Incidentally, it is hard to get customers to say whose phosphor they are using. It is likely that Samsung uses RadiantRed in their NU series of TVs, which is the series just below the quantum-dot containing Q series. It is possible that Sony’s Z9 also uses the phosphor. You can find out for yourself if you have a spectrophotometer. The emission characteristic of RadiantRed has three closely spaced peaks, which are distinctive. You can see the waveform at http://www.geradiantred.com/about/.

Radiant Vision Systems demonstrated a sparkle detection and measurement system. Radiant’s Shaina Warner said Japanese car manufacturers are using it for all anti-glare displays and layers. She said the company has developed a lens that enables a 120° view for testing AR/VR headsets.

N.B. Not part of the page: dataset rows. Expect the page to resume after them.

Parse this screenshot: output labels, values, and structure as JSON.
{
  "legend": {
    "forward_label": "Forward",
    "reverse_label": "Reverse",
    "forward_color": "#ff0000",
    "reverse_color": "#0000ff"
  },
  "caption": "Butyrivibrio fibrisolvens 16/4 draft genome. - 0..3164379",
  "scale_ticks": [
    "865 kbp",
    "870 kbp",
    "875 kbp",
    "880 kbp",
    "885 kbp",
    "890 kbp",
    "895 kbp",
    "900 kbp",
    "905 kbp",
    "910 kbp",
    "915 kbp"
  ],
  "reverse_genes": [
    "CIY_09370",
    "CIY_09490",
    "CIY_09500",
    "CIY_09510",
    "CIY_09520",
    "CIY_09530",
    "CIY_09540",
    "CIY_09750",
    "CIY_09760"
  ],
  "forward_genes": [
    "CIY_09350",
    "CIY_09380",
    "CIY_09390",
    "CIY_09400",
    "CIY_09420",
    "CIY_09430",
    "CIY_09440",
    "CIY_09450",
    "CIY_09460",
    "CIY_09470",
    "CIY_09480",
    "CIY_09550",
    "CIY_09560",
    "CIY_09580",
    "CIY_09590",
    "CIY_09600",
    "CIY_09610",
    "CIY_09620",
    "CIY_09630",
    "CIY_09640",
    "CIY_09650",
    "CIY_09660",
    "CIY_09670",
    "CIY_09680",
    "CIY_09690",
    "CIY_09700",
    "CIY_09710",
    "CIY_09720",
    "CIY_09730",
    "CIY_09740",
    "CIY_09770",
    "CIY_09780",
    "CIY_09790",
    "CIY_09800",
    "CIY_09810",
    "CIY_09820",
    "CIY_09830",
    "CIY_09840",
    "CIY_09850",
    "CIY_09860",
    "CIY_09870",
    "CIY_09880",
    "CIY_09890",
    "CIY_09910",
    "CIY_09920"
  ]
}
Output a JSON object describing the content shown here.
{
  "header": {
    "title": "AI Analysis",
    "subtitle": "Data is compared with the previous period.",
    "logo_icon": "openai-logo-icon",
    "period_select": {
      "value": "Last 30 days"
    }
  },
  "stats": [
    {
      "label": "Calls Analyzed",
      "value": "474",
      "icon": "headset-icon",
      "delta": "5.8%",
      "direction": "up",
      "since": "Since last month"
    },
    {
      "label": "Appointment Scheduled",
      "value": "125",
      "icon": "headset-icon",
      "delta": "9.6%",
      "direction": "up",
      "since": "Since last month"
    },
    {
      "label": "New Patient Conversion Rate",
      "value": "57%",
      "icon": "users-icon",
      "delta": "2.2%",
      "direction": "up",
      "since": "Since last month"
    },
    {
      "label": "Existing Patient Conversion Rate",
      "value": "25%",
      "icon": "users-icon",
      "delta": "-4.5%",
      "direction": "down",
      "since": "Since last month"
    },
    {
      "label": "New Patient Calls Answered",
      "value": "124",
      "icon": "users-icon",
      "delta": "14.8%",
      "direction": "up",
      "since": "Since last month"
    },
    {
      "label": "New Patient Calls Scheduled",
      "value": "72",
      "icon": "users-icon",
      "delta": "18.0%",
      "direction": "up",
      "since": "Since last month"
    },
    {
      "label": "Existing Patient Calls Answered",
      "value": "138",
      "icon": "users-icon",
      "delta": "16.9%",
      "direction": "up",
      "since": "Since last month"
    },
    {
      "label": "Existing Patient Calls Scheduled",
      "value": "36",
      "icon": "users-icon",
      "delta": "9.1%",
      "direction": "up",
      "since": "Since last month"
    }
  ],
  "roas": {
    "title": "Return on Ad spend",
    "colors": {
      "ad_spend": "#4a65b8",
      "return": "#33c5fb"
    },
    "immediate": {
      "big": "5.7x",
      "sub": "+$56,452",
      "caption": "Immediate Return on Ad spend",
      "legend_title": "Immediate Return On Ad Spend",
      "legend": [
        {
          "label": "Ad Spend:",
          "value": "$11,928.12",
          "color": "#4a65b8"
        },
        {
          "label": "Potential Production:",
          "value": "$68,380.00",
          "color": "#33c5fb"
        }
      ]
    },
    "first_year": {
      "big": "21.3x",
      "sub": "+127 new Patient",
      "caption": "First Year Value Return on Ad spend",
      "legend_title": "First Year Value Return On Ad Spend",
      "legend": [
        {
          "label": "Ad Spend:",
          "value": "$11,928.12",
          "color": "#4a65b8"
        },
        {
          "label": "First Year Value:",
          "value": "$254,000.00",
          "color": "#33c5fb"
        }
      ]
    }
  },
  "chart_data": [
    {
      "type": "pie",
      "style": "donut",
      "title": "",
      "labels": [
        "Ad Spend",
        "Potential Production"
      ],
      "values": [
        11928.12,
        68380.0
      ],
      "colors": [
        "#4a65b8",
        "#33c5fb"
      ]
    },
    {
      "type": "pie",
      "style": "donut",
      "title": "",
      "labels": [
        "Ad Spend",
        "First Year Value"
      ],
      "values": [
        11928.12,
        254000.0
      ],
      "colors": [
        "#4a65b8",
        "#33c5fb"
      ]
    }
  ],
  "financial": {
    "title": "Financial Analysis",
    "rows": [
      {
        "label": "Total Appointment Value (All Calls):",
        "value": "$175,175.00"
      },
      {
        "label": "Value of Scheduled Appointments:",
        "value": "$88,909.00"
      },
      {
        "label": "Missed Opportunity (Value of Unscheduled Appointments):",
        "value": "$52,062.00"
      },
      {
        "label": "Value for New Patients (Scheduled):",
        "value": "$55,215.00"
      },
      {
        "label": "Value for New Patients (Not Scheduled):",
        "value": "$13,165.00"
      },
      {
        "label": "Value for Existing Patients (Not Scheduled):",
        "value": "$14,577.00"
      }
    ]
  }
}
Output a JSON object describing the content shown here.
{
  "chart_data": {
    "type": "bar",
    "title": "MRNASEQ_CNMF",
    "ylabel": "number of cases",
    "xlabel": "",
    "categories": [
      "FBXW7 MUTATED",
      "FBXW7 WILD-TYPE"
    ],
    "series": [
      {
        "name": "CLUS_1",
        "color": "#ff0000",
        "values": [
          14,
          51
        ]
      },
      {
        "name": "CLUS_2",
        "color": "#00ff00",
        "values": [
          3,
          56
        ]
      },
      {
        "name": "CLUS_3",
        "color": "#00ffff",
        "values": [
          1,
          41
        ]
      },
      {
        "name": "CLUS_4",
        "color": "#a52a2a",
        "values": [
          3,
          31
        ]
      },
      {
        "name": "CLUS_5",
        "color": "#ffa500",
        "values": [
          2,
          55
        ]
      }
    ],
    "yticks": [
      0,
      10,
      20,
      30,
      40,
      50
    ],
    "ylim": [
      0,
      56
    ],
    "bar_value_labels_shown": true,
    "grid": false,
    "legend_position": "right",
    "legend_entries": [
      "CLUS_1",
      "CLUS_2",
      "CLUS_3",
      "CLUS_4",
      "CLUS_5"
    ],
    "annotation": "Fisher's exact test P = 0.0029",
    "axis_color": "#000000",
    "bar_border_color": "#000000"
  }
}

The new development from TFEL-maker Lumineq was a TFEL touch display embedded in curved glass. The company patterns the ITO to prevent the high TFEL voltage from interfering with the touch panel.

Global Lighting‘s new offering is a 50k cd/m² backlight unit that is thin enough to couple with a 0.25mm-thick light guide. The ring light guide that is used in an aftermarket surround for the Chevy Volt’s charging port hasn’t found other automotive applications, but the technology is being used in Simple Human make-up mirrors.

Fig. 99. Neonode’s Airbar™ linear IR touch technology is now included in 30 Chinese auto models, including the Volvo S90. (Photo: Neonode)

Neonode showed the latest version of its Airbar IR LED touch sensor. The Airbar is linear, with its LEDs and sensors side by side. Transmission and reception are correlated. Thirty Chinese car models already incorporate Airbars, including the Chevrolet New Cruze and Volvo S90 (Fig. 9). Michael Blicher, Neonode’s business development head, said the company is in serious discussions with OEMs and all tiers, who like the idea of a touch technology that does not produce finger smears on the display. An interesting application, said Blicher, is to use a curved version of the Airbar on or in the periphery of a steering wheel. The device can sense not only that the driver’s hands are on the wheel, but also where on the wheel. Neonode also had a demo (not working when I saw it) of holographically generated spatial buttons that used the Airbar to sense a spatial “touch”

E-Skin Displays “has invented the world’s first full-color plasmonic structural color paint/display, angle-independent, structural color paint that never fades,” said CEO Nagendra Nagarajayya. The color is structural in that it uses iridescent structures instead of pigments. Therefore, the color doesn’t fade. Reflectivity can be as high as 95%, he said. Since the paint can be made in high volumes at reasonable cost, it can be used for cosmetics, printer ink, plastics, and dyes, as well as for automotive finishes. With the addition of a thin layer of liquid crystal, the application of a voltage can change the color and pattern of the plasmonic flakes, said Nagarajayya. Their “plasmonic display” uses subtractive CYM subpixels to map the entire CYMK color space.

In an email communication, Nagarajayya wrote that it took Lexus, inspired by the Blue Morpho butterfly, 15 years to develop their structural color blue. “Lexus uses a painstaking process to make the 300 billion nano flakes, taking more than eight months to make the paint. We…can make these flakes at scale; while Lexus can only make Lexus Blue, we can make…all colors in the CYMK space.” (KW)